P. Graham a conçu Arc car il considérait que le langage Lisp, qui fête cette années ses 50 ans, avait perdu de sa fraîcheur et de sa pureté originelle, celle qu'il avait lorsqu'il a été conçu par John McCarthy à la fin des années 50, lui-même se basant entre autres sur le lambda-calcul élaboré par A. Church quelques années auparavant.

Arc est un langage à la fois minimaliste, comme Scheme, mais voué à être réellement utilisé, Graham étant un programmeur, pas un théoricien. Avant d'être publié, il a d'ailleurs été utilisé pour réaliser une application web : le forum Hacker News, dont le code source est disponible depuis quelques jours.

Le noyau du langage a été écrit en quelques centaines de lignes de Scheme et peut être très facilement étudié. Le reste du langage, c'est une de ses caractéristiques, a été écrit en Arc lui-même.

NdM : pour ceux qui voudraient retracer l'évolution de l'intelligence artificielle côté États-Unis principalement, n'hésitez pas à (re-)lire Crevier et son livre À la recherche de l'intelligence artificielle.
Peu après la publication des premières versions de Lisp au début des années 60, celui-ci a intéressé nombre de développeurs, plus intéressés cependant par les aspects pratiques que par le côté théorique et conceptuel du langage. Et ainsi, les années suivantes, Lisp a été principalement "patché", voyant des ajouts et modifications apportées surtout pour des raisons pragmatiques ou de performance. Et plusieurs versions concurrentes et incompatibles ont alors foisonné.

Des nombreuses versions publiées aux cours des années par les divers vendeurs d'interpréteurs / compilateurs Lisp, il est sorti une norme, Common Lisp. Ce langage est très complet, trop d'après certains. Il en existe diverses implémentations, dont certaines, libres, offrent d'excellentes performances.

Puis Scheme est paru, suite à un désir de certains de"purifier" ce qui était devenu à leurs yeux une véritable "usine à gaz". Scheme est devenu de fait l'un des langages les plus minimalistes qui soient.
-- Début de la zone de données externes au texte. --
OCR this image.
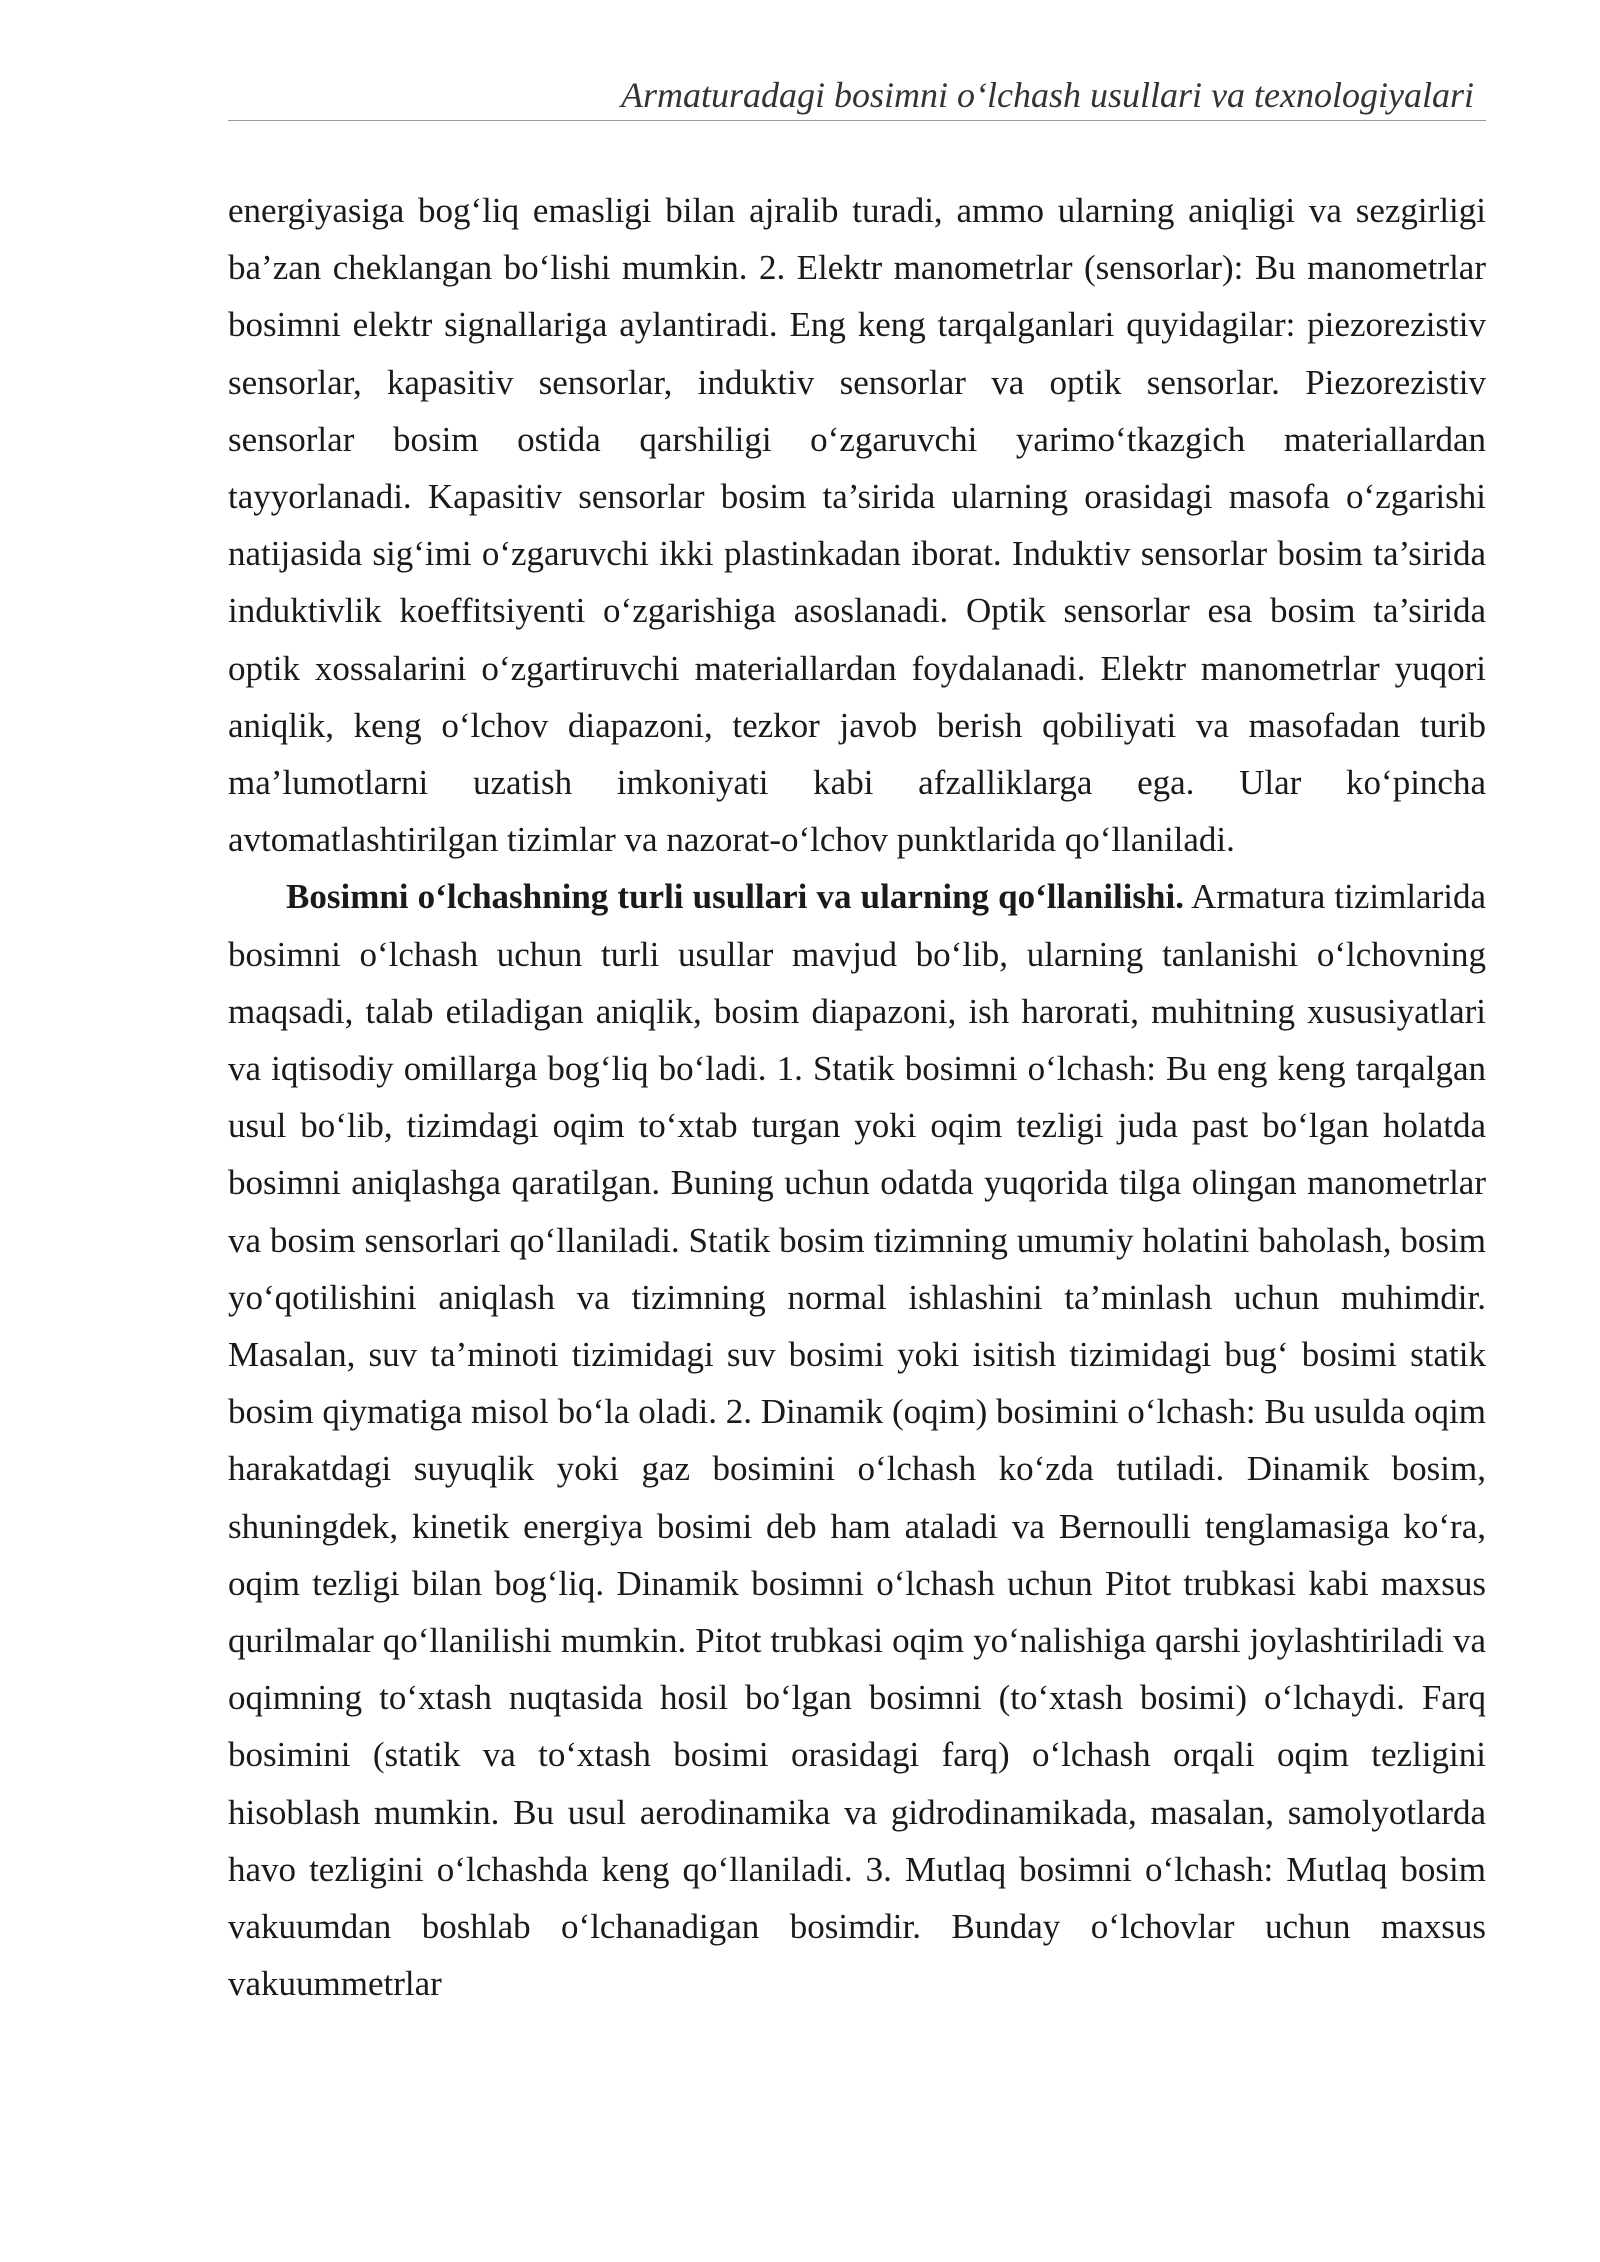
Armaturadagi bosimni o‘lchash usullari va texnologiyalari

energiyasiga bog‘liq emasligi bilan ajralib turadi, ammo ularning aniqligi va sezgirligi ba’zan cheklangan bo‘lishi mumkin. 2. Elektr manometrlar (sensorlar): Bu manometrlar bosimni elektr signallariga aylantiradi. Eng keng tarqalganlari quyidagilar: piezorezistiv sensorlar, kapasitiv sensorlar, induktiv sensorlar va optik sensorlar. Piezorezistiv sensorlar bosim ostida qarshiligi o‘zgaruvchi yarimo‘tkazgich materiallardan tayyorlanadi. Kapasitiv sensorlar bosim ta’sirida ularning orasidagi masofa o‘zgarishi natijasida sig‘imi o‘zgaruvchi ikki plastinkadan iborat. Induktiv sensorlar bosim ta’sirida induktivlik koeffitsiyenti o‘zgarishiga asoslanadi. Optik sensorlar esa bosim ta’sirida optik xossalarini o‘zgartiruvchi materiallardan foydalanadi. Elektr manometrlar yuqori aniqlik, keng o‘lchov diapazoni, tezkor javob berish qobiliyati va masofadan turib ma’lumotlarni uzatish imkoniyati kabi afzalliklarga ega. Ular ko‘pincha avtomatlashtirilgan tizimlar va nazorat-o‘lchov punktlarida qo‘llaniladi.

Bosimni o‘lchashning turli usullari va ularning qo‘llanilishi. Armatura tizimlarida bosimni o‘lchash uchun turli usullar mavjud bo‘lib, ularning tanlanishi o‘lchovning maqsadi, talab etiladigan aniqlik, bosim diapazoni, ish harorati, muhitning xususiyatlari va iqtisodiy omillarga bog‘liq bo‘ladi. 1. Statik bosimni o‘lchash: Bu eng keng tarqalgan usul bo‘lib, tizimdagi oqim to‘xtab turgan yoki oqim tezligi juda past bo‘lgan holatda bosimni aniqlashga qaratilgan. Buning uchun odatda yuqorida tilga olingan manometrlar va bosim sensorlari qo‘llaniladi. Statik bosim tizimning umumiy holatini baholash, bosim yo‘qotilishini aniqlash va tizimning normal ishlashini ta’minlash uchun muhimdir. Masalan, suv ta’minoti tizimidagi suv bosimi yoki isitish tizimidagi bug‘ bosimi statik bosim qiymatiga misol bo‘la oladi. 2. Dinamik (oqim) bosimini o‘lchash: Bu usulda oqim harakatdagi suyuqlik yoki gaz bosimini o‘lchash ko‘zda tutiladi. Dinamik bosim, shuningdek, kinetik energiya bosimi deb ham ataladi va Bernoulli tenglamasiga ko‘ra, oqim tezligi bilan bog‘liq. Dinamik bosimni o‘lchash uchun Pitot trubkasi kabi maxsus qurilmalar qo‘llanilishi mumkin. Pitot trubkasi oqim yo‘nalishiga qarshi joylashtiriladi va oqimning to‘xtash nuqtasida hosil bo‘lgan bosimni (to‘xtash bosimi) o‘lchaydi. Farq bosimini (statik va to‘xtash bosimi orasidagi farq) o‘lchash orqali oqim tezligini hisoblash mumkin. Bu usul aerodinamika va gidrodinamikada, masalan, samolyotlarda havo tezligini o‘lchashda keng qo‘llaniladi. 3. Mutlaq bosimni o‘lchash: Mutlaq bosim vakuumdan boshlab o‘lchanadigan bosimdir. Bunday o‘lchovlar uchun maxsus vakuummetrlar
Il corrigeait aussi certaines "atrocités" de Common Lisp, tel le symbole NIL, représentant à la fois le booléen faux, la liste vide, l'absence de valeur... Désormais, le booléen #f et la liste vide seraient des concepts différents. Les macros ensuite, une des spécifités de Lisp, très puissantes puisqu'elles permettent de générer du code à la volée, très dangereuses aussi. Scheme propose alors des macros, dites "hygyéniques", plus propres mais aussi moins puissantes.

Paul Graham a alors conçu son Lisp idéal, prenant des idées à Common Lisp comme à Scheme. Il voulait un langage à la fois très pragmatique (son objectif est d'obtenir un outil permettant de développer rapidement des applications) et ayant en même temps un noyau aussi minimaliste que possible. L'objectif est que, hormis les axiomes de base, toutes les fonctionnalités du langage soient écrites dans le langage lui-même. Ainsi, le langage est lui-même sa propre spécification et peut être étendu, voire modifié, par le développeur lui-même, au gré de ses besoins.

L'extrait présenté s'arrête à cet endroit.